Background of Nehemiah

Ezra-Nehemiah (one book in the earliest manuscripts) helped the Jewish community in Jerusalem understand who they were, after the return from exile to Babylon and at the beginning of Second Temple Judaism.

The disastrous events of 587 B.C.E. – the destruction of the temple, the end of the Davidic monarchy and Israel as a political entity–climaxing with the deportation of the upper-class population to Babylon–had necessitated a radical reassessment of Israel’s identity and relationship with God. What did the crises say about them? Had they been abandoned? Were the gods of Babylon victorious or was God responsible for their situation? Would they be delivered from exile? Israel’s answers to these questions in exile had been largely negative, interpreting the events as God’s judgment on an unrepentant Israel in fulfillment of the prophetic warnings of the past, especially those of Second Isaiah:

“Who gave up Jacob to the spoiler, and Israel to the robbers? Was it not the Lord, against whom we have sinned, in whose ways they would not walk, and whose law they would not obey?” (Isaiah 42:24).

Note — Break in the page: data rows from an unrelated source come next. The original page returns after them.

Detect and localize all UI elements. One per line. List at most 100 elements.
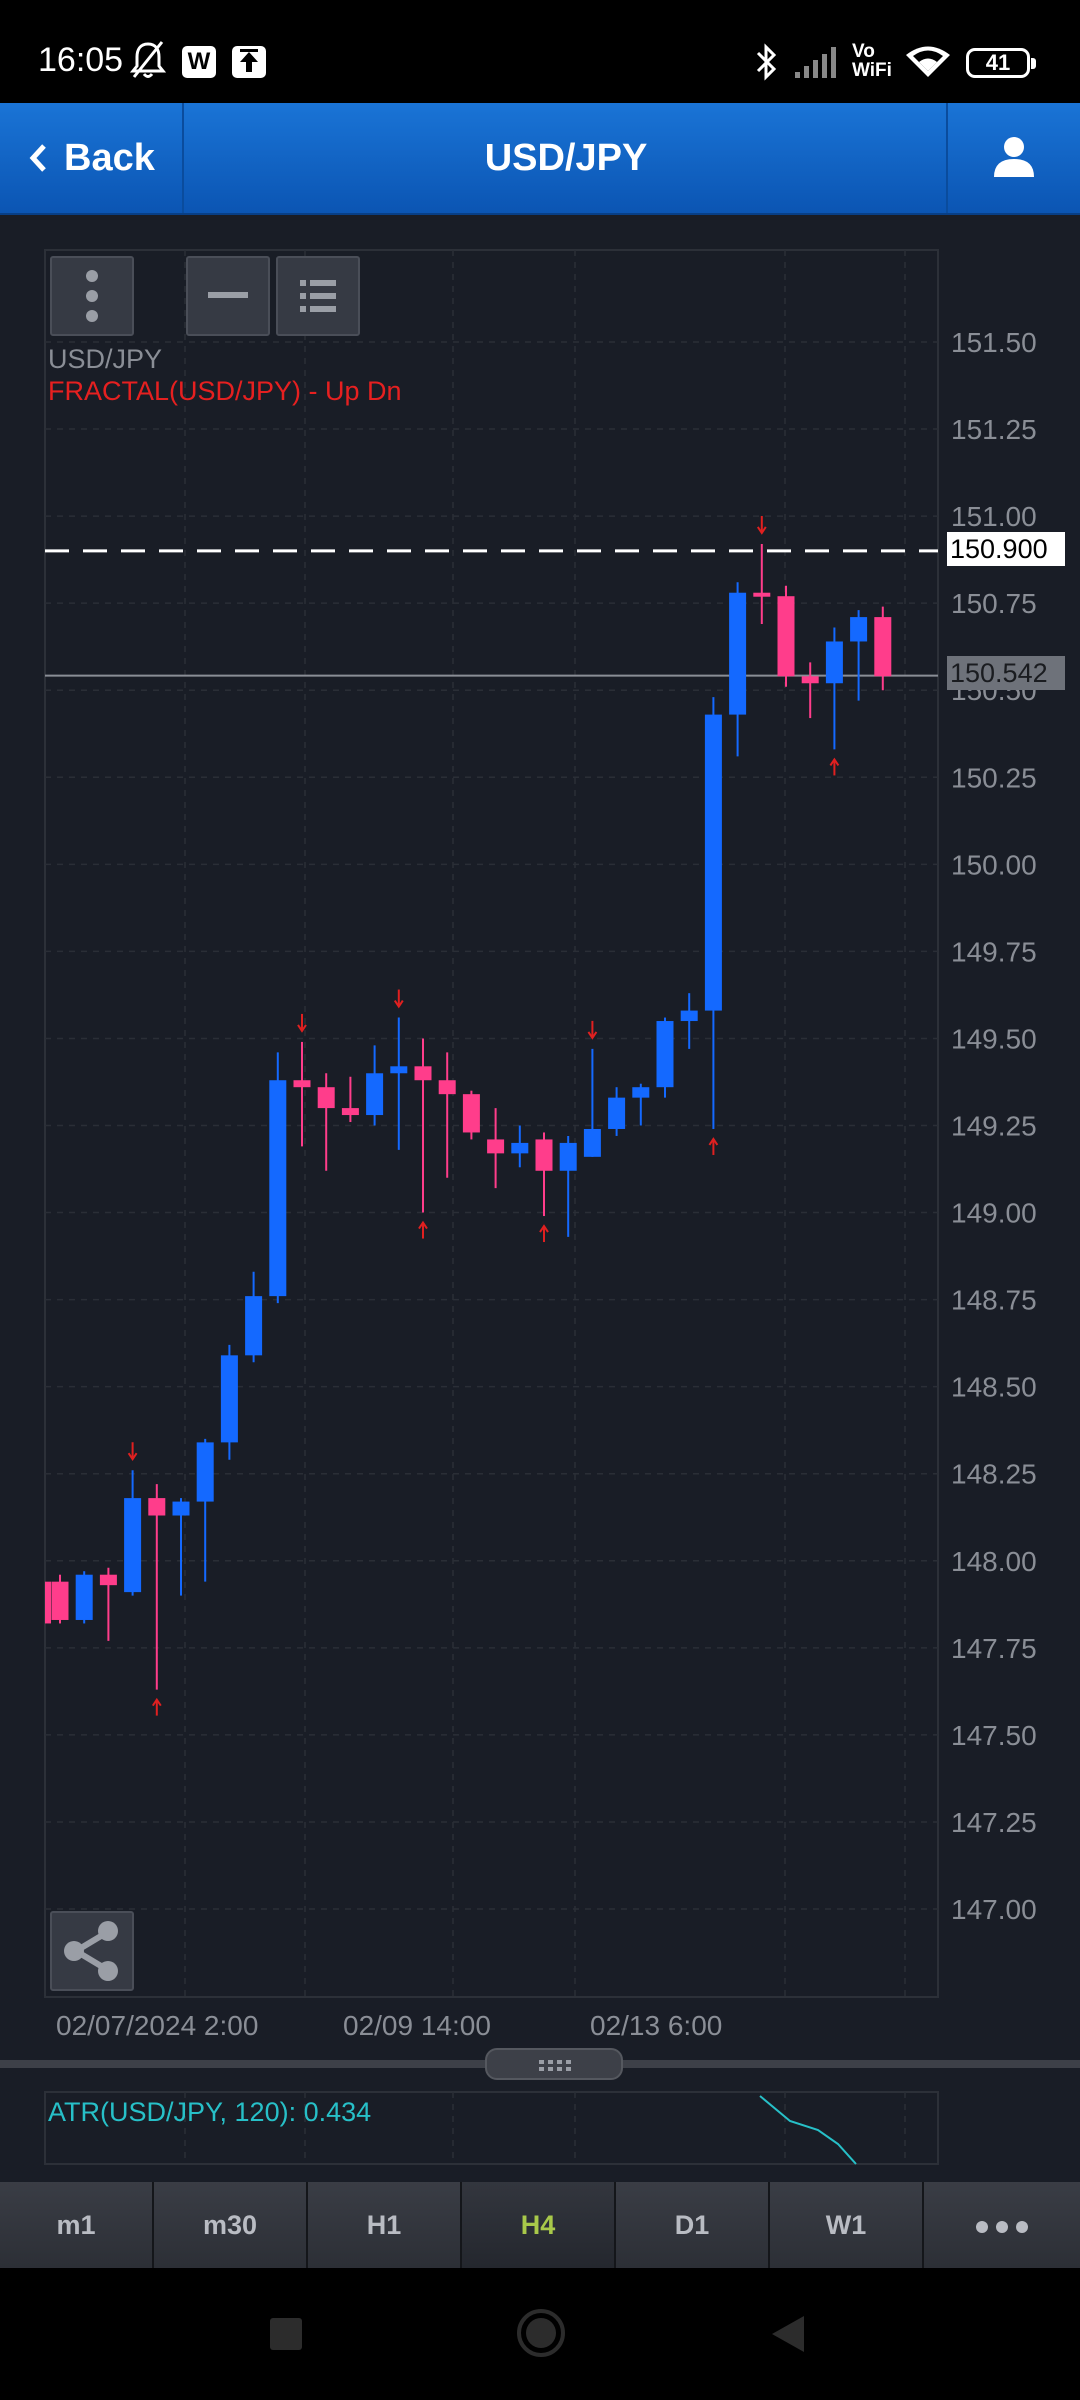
fractal-down-marker (587, 1020, 598, 1040)
candle (293, 1041, 311, 1147)
more-timeframes-button[interactable] (924, 2182, 1080, 2268)
candle-body (656, 1021, 674, 1088)
panel-resize-handle[interactable] (485, 2048, 623, 2080)
chart-area[interactable] (0, 215, 1080, 2182)
candle (390, 1017, 408, 1150)
candle-body (51, 1581, 69, 1620)
atr-legend: ATR(USD/JPY, 120): 0.434 (48, 2097, 372, 2127)
candle-body (753, 592, 771, 597)
candle-body (535, 1139, 553, 1171)
upload-badge-icon (232, 46, 266, 78)
candle (874, 606, 892, 691)
minus-icon (208, 292, 248, 298)
candle-body (487, 1139, 505, 1154)
candle-body (874, 617, 892, 677)
fractal-legend: FRACTAL(USD/JPY) - Up Dn (48, 376, 402, 406)
list-icon (300, 280, 336, 312)
candle-body (390, 1066, 408, 1074)
timeframe-m1[interactable]: m1 (0, 2182, 154, 2268)
candle-body (341, 1108, 359, 1116)
candle-body (632, 1087, 650, 1098)
candle-body (172, 1501, 190, 1516)
chevron-left-icon (29, 144, 46, 172)
candle (487, 1108, 505, 1189)
last-price-tag: 150.542 (947, 656, 1065, 690)
atr-line (759, 2095, 857, 2165)
candle-body (511, 1142, 529, 1154)
timeframe-d1[interactable]: D1 (616, 2182, 770, 2268)
candle-partial (45, 1581, 51, 1624)
candle (801, 662, 819, 719)
vowifi-indicator: Vo WiFi (852, 41, 892, 81)
plot-frame (44, 249, 939, 1998)
candle-body (124, 1498, 142, 1593)
share-icon (64, 1921, 118, 1981)
back-button[interactable]: Back (0, 103, 184, 213)
candle-body (850, 617, 868, 642)
candle (511, 1125, 529, 1168)
timeframe-w1[interactable]: W1 (770, 2182, 924, 2268)
status-time: 16:05 (38, 41, 124, 79)
candle (850, 610, 868, 701)
recents-icon[interactable] (268, 2316, 304, 2352)
x-axis-label: 02/13 6:00 (590, 2010, 722, 2041)
candle (366, 1045, 384, 1126)
candle (148, 1484, 166, 1690)
y-tick-label: 150.25 (951, 762, 1037, 793)
y-tick-label: 150.00 (951, 849, 1037, 880)
candle (51, 1574, 69, 1624)
y-tick-label: 150.75 (951, 588, 1037, 619)
indicator-list-button[interactable] (276, 256, 360, 336)
timeframe-bar: m1 m30 H1 H4 D1 W1 (0, 2182, 1080, 2268)
timeframe-m30[interactable]: m30 (154, 2182, 308, 2268)
candle-body (801, 676, 819, 684)
y-tick-label: 151.25 (951, 414, 1037, 445)
fractal-up-marker (829, 757, 840, 776)
candle (777, 585, 795, 687)
page-title: USD/JPY (484, 137, 648, 179)
candle-body (825, 641, 843, 684)
x-axis-label: 02/09 14:00 (343, 2010, 491, 2041)
candle (317, 1073, 335, 1171)
price-chart[interactable]: 151.50151.25151.00150.75150.50150.25150.… (0, 0, 1080, 2182)
back-nav-icon[interactable] (770, 2314, 806, 2354)
more-vertical-icon (86, 270, 98, 322)
draw-line-button[interactable] (186, 256, 270, 336)
candle-body (75, 1574, 93, 1620)
candle-body (245, 1296, 263, 1356)
fractal-up-marker (708, 1137, 719, 1155)
candle-body (269, 1080, 287, 1297)
y-tick-label: 149.25 (951, 1111, 1037, 1142)
share-button[interactable] (50, 1911, 134, 1991)
candle (608, 1087, 626, 1136)
candle (438, 1052, 456, 1178)
candle (172, 1498, 190, 1596)
candle-body (462, 1094, 480, 1133)
y-tick-label: 147.00 (951, 1894, 1037, 1925)
app-bar: Back USD/JPY (0, 103, 1080, 215)
fractal-up-marker (418, 1220, 428, 1239)
candle-body (438, 1080, 456, 1095)
back-label: Back (64, 137, 155, 179)
status-bar: 16:05 W Vo WiFi 41 (0, 0, 1080, 103)
home-icon[interactable] (516, 2308, 566, 2358)
candle (99, 1567, 117, 1641)
bell-off-icon (129, 40, 167, 85)
reference-price-tag: 150.900 (947, 532, 1065, 566)
y-tick-label: 149.50 (951, 1023, 1037, 1054)
profile-button[interactable] (946, 103, 1080, 213)
system-nav-bar (0, 2268, 1080, 2400)
chart-menu-button[interactable] (50, 256, 134, 336)
candle-body (559, 1142, 577, 1171)
y-tick-label: 147.75 (951, 1633, 1037, 1664)
signal-icon (794, 44, 842, 85)
y-tick-label: 148.00 (951, 1546, 1037, 1577)
user-icon (994, 137, 1034, 177)
candle (269, 1052, 287, 1304)
y-tick-label: 147.25 (951, 1807, 1037, 1838)
grip-icon (539, 2060, 571, 2071)
timeframe-h4[interactable]: H4 (462, 2182, 616, 2268)
timeframe-h1[interactable]: H1 (308, 2182, 462, 2268)
fractal-down-marker (127, 1442, 138, 1462)
candle-body (414, 1066, 432, 1081)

But Zion said, “The LORD has forsaken me, my Lord has forgotten me” (Isaiah 49:14).

Eventually, however, they began to accept the onus for judgment and exile, and realized that this was not God’s final word. Once again, the proclamation of Second Isaiah was formative, this time as a message of hope. The community addressed by Ezra-Nehemiah, the sons and daughters of those who had returned and experienced the first fruits of that hope, needed to discover who they were and to be encouraged in the situations they now faced. They needed to be reminded of the institutions that had been developing for many years and to see that their identity and continuity with the past was nurtured and sustained through such endeavors.

Ezra-Nehemiah marked a new beginning (or re-birth) for Israel as a people, nation, and religion.